HB 1424 requires the Department of Land and Natural Resources, in cooperation with the Hawaiian Islands Land Trust, to acquire the parcel. The proposed Fiscal Year 2014 State Budget was amended to include a provision to appropriate $20 million to purchase Lipoa Point at Honolua Bay.
The parcel of land was pledged against a Maui Land & Pine pension fund. The company ended pineapple operations in 2009 and golf operations in 2011, resulting in the lay off of workers actively paying into the pension plan. This triggered a need for additional security. The purchase of Lipoa Point and over 5,300 acres mauka of Honolua will secure additional unfunded retirement liability, protecting pension benefits of approximately 1,600 retirees.

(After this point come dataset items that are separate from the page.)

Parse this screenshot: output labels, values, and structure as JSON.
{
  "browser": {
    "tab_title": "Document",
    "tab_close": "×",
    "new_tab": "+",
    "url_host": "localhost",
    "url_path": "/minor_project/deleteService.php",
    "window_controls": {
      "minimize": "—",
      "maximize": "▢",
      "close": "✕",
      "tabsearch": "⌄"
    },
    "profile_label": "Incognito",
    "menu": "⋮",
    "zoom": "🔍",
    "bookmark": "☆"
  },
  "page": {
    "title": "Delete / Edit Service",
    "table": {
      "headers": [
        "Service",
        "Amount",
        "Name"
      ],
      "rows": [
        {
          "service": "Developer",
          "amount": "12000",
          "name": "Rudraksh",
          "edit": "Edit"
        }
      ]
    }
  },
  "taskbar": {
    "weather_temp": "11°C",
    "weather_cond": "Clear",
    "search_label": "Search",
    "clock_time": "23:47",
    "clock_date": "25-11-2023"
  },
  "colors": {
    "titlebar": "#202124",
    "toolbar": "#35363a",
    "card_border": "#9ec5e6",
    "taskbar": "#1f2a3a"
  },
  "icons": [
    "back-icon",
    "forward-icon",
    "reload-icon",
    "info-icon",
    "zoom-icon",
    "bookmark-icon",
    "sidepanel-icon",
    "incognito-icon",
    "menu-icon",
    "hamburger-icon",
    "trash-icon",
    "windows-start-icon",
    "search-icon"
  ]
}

Maui Land and Pine’s program Malama Honolua is dedicated to the belief that Lipoa Point at Honolua Bay is “an extraordinary area with extraordinary kuleana (responsibility).”
During Council deliberations of The Maui Island Plan, adopted in 2012 as part of the Maui County General Plan, hundreds of testifiers identified Lipoa Point at Honolua Bay as a site to be protected in perpetuity because of its significant environmental, ecological, cultural, archaeological, and recreational values.
The parcel has been threatened by encroaching development of golf courses and luxury homesites.
Councilmember Elle Cochran, founder of Save Honolua Coalition, was instrumental in educating the residents about the bay’s history, health, and preservation.
"I am thankful to everyone involved, especially the people in our community that persevered and kept the momentum going to save Lipoa Point,” said Cochran. “This is for the benefit of the community, the environment, and future generations to come. I am proud to have played a role and to see everyone's hard work finally become a reality."
Honolua Bay is a beloved sanctuary for the local community, including surfers, and is revered by Native Hawaiians. In 2007, Maui Magazine labeled the area as the ‘azure jewel’ of Maui’s northwest shore. A marine conservation area, it is also home to colorful corals, green sea turtles, and thousands of tropical fish.
To view the journey of this measure into law, please visit HB1424.
The Governor also signed SB498, which provides funding for emergency medical services in Maalaea; HB 1412, requiring small boat harbors to accommodate the mooring of native Hawaiian canoes; and HB 1328, relating to the Kahoolawe Island Reserve.